NEW ORLEANS — In the dark of night, workers wearing masks and tactical vests arrived Monday at New Orleans’ Battle of Liberty Place monument to take it down.
Police snipers were positioned on nearby rooftops, according to The Times-Picayune newspaper, and the trucks and equipment used in the operation had company names covered by cardboard and black tape.
The controversial removal was the first of four scheduled relocations of Confederate memorials in the city, despite weeks of opposition from pro-monument groups and threats against workers. It came as some Southern states celebrated Confederate Memorial Day, although Louisiana is not among them. State government offices in those states will be closed in observance of the holiday.
The Battle of Liberty Place monument was erected in 1891 to mark a deadly fight between members of the “Crescent City White League” — a group opposed to the city’s biracial police force and state militia after the Civil War — and officers from that police force.
A few hours before sunrise Monday, the obelisk — located not far from Canal Street, near the Audubon Aquarium of the Americas — was slowly taken apart as supporters and opponents of the action gathered nearby amid a strong police presence.
The event incited cheers and applause from some people in the crowd while others engaged in heated discussions.
“This should be a celebration but instead this is done clandestinely. They got the workers who are taking it down dressed in black jackets, helmets and their faces are covered, to us that’s cowardice,” one person there told CNN affiliate WVUE-TV.
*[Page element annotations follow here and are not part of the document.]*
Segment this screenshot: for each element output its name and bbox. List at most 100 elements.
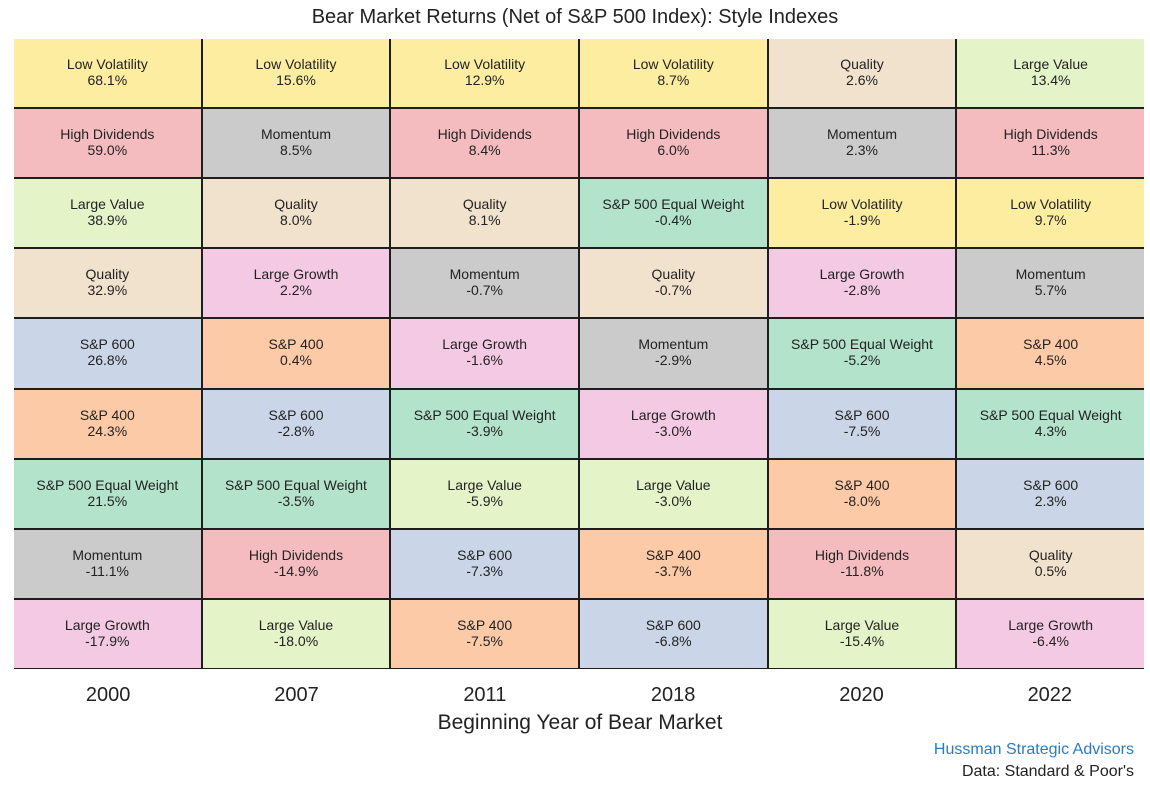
source-label: Data: Standard & Poor's [961,763,1134,780]
grid-cell: S&P 400 4.5% [957,319,1144,388]
cell-return-value: 2.6% [846,72,878,88]
cell-return-value: -3.7% [655,562,692,579]
grid-cell: Momentum 8.5% [202,109,390,178]
grid-cell: High Dividends 59.0% [14,109,201,178]
grid-cell: High Dividends 8.4% [391,109,578,178]
cell-index-name: S&P 500 Equal Weight [602,196,745,213]
cell-return-value: 0.4% [280,352,312,369]
grid-cell: Large Value 38.9% [14,179,201,248]
cell-index-name: Large Value [1013,56,1088,72]
cell-return-value: 59.0% [87,142,128,159]
cell-index-name: S&P 600 [645,616,701,633]
cell-index-name: Large Growth [630,406,716,423]
grid-cell: High Dividends 11.3% [957,109,1144,178]
cell-index-name: Large Value [258,616,334,633]
cell-return-value: -11.8% [840,562,884,579]
grid-cell: High Dividends -14.9% [202,529,390,598]
cell-index-name: Quality [1028,546,1073,563]
grid-cell: S&P 500 Equal Weight -3.9% [391,389,578,458]
grid-cell: Momentum -11.1% [14,529,201,598]
grid-cell: Quality 2.6% [768,39,956,108]
cell-return-value: 24.3% [87,422,128,439]
cell-index-name: S&P 600 [268,406,324,423]
grid-cell: Low Volatility -1.9% [768,179,956,248]
cell-index-name: Momentum [826,126,897,143]
cell-return-value: 68.1% [87,72,128,88]
cell-index-name: High Dividends [626,126,721,143]
cell-index-name: S&P 400 [645,546,701,563]
cell-index-name: Large Value [636,476,711,493]
grid-cell: S&P 500 Equal Weight -5.2% [768,319,956,388]
cell-index-name: S&P 400 [79,406,135,423]
cell-return-value: 0.5% [1034,562,1067,579]
year-tick-label: 2022 [1027,684,1073,706]
grid-cell: Large Value 13.4% [957,39,1144,108]
year-tick-label: 2020 [839,684,884,706]
cell-index-name: Low Volatility [66,56,148,72]
cell-index-name: S&P 600 [1023,476,1079,493]
cell-return-value: 8.5% [280,142,312,159]
cell-index-name: Momentum [638,336,709,353]
cell-index-name: Low Volatility [255,56,337,72]
grid-cell: Quality 0.5% [957,529,1144,598]
cell-index-name: Low Volatility [1010,196,1092,213]
cell-return-value: 5.7% [1034,282,1067,299]
cell-return-value: -2.8% [843,282,881,299]
grid-cell: Low Volatility 8.7% [580,39,767,108]
cell-return-value: -11.1% [85,562,129,579]
cell-return-value: -7.5% [466,632,503,649]
cell-return-value: -7.5% [843,422,881,439]
grid-cell: High Dividends -11.8% [768,529,956,598]
grid-cell: Large Value -15.4% [768,599,956,668]
grid-cell: Quality 8.0% [202,179,390,248]
cell-return-value: 8.4% [468,142,501,159]
cell-index-name: Low Volatility [821,196,903,213]
cell-return-value: -2.9% [655,352,692,369]
grid-cell: Large Growth -2.8% [768,249,956,318]
grid-cell: Momentum 2.3% [768,109,956,178]
cell-return-value: -15.4% [839,632,885,649]
grid-cell: Large Growth -3.0% [580,389,767,458]
cell-return-value: 38.9% [87,212,128,229]
cell-index-name: S&P 500 Equal Weight [36,476,179,493]
cell-index-name: Large Value [70,196,145,213]
cell-index-name: Quality [840,56,884,72]
grid-cell: Low Volatility 9.7% [957,179,1144,248]
grid-cell: Low Volatility 15.6% [202,39,390,108]
cell-index-name: Large Growth [64,616,150,633]
cell-index-name: Momentum [449,266,520,283]
grid-cell: Quality 32.9% [14,249,201,318]
cell-return-value: -5.9% [466,492,503,509]
cell-return-value: -0.7% [655,282,692,299]
cell-return-value: 4.3% [1034,422,1067,439]
brand-label: Hussman Strategic Advisors [933,741,1134,758]
grid-cell: S&P 400 -3.7% [580,529,767,598]
grid-cell: S&P 600 -7.3% [391,529,578,598]
grid-cell: Quality 8.1% [391,179,578,248]
cell-index-name: S&P 400 [834,476,890,493]
cell-return-value: -14.9% [273,562,319,579]
year-tick-label: 2000 [85,684,131,706]
grid-cell: Large Value -3.0% [580,459,767,528]
grid-cell: S&P 500 Equal Weight 21.5% [14,459,201,528]
cell-return-value: -1.9% [843,212,881,229]
cell-return-value: 11.3% [1031,142,1070,159]
cell-return-value: -6.4% [1032,632,1069,649]
cell-return-value: 12.9% [464,72,505,88]
grid-cell: S&P 500 Equal Weight -3.5% [202,459,390,528]
grid-cell: Large Growth 2.2% [202,249,390,318]
cell-return-value: 2.3% [846,142,878,159]
cell-return-value: -3.5% [277,492,315,509]
cell-return-value: 2.3% [1034,492,1067,509]
cell-return-value: -3.9% [466,422,503,439]
grid-cell: S&P 600 -7.5% [768,389,956,458]
grid-cell: S&P 600 -2.8% [202,389,390,458]
grid-cell: Large Growth -1.6% [391,319,578,388]
cell-return-value: -3.0% [655,422,692,439]
grid-cell: Low Volatility 12.9% [391,39,578,108]
cell-return-value: -1.6% [466,352,503,369]
grid-cell: Momentum -0.7% [391,249,578,318]
grid-cell: S&P 600 26.8% [14,319,201,388]
grid-cell: Momentum -2.9% [580,319,767,388]
cell-return-value: 15.6% [276,72,316,88]
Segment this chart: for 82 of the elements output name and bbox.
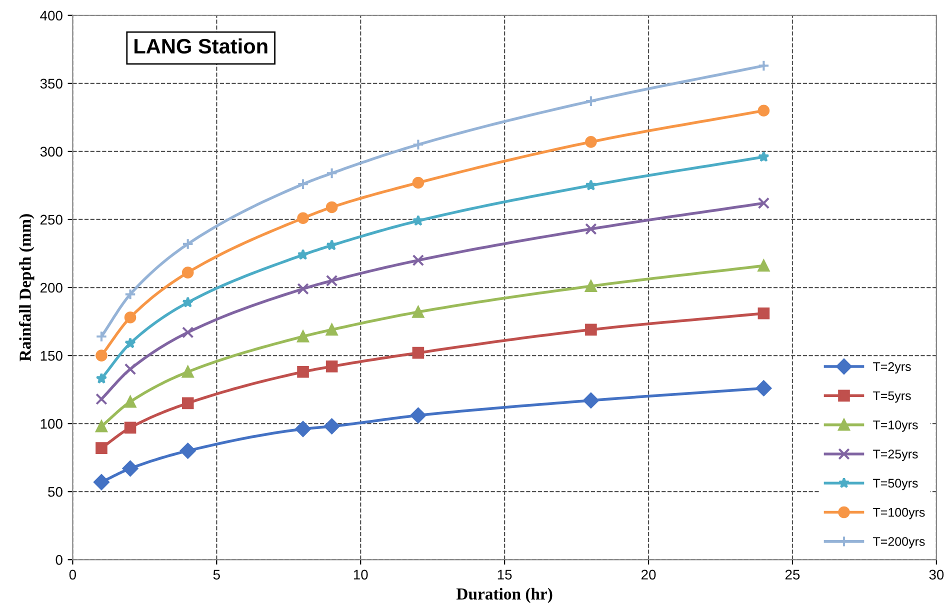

City officials have attempted to remove and relocate the monuments since 2015.
Workers received threats
The relocations follow debate in recent years in the South about what to do with Confederate symbols, especially after the killings of nine black parishioners in a Charleston, South Carolina, church by a self-described white supremacist in 2015.
Counter-efforts to honor Southern heritage and preserve symbols of the Confederacy have also sprung up.
A legal battle prevented New Orleans from removing the statues until a federal judge in Louisiana affirmed the city’s right to move them in March.
Police barricades protected the workers, who removed the Battle of Liberty Place monument piece by piece. The security measures were taken after several contractors received threats.
New Orleans Mayor Mitch Landrieu said the removal of the monuments should not be seen as a political move or retaliation against a specific group.
“This is about showing the whole world that we as a city and as a people are able to acknowledge, understand, reconcile — and most importantly — choose a better future,” Landrieu said.
The statues will be placed in storage while the city finds a museum or another facility for them, officials said.
Three other Confederate monuments in New Orleans are set to be removed in the near future.
Robert E. Lee statue
One of them is the monument erected in 1884 to honor Confederate Gen. Robert E. Lee. The statue, almost 17-feet tall and weighing more than 3 tons, was built after 14 years of fundraisers and negotiations, the University of New Orleans says.
The group behind its construction was founded about a month after the general’s death in 1870 by prominent locals and Civil War veterans. It’s located at a roundabout of St. Charles Avenue and Andrew Higgins, not far from the Confederate Memorial Hall Museum.
Last year, the monument was one of several sites vandalized by anti-Trump protesters.
Jefferson Davis statue
Another statue scheduled for removal is that of Jefferson Davis. The monument honors the president of the Confederate States of America, who died in New Orleans in 1889.
The 16-foot-tall bronze statue stands atop a 60-foot high column in a street also named after Davis.
In 2004, the words “slave owner” were painted on the base of the monument.
P.G.T. Beauregard equestrian statue
A 15-foot tall statue of Pierre Gustave Toutant Beauregard will be relocated as well. Beauregard was a prominent general during the Civil War and the last survivor of the top Confederate leaders. He died in New Orleans in 1893.
The statue stands in a roundabout at the entrance of City Park and the New Orleans Museum of Art.
In 2015, the words “Black Lives Matter” was spray-painted on both sides of the monument’s column, CNN affiliate WDAM-TV reported.
CNN’s Alanne Orjoux contributed to this report.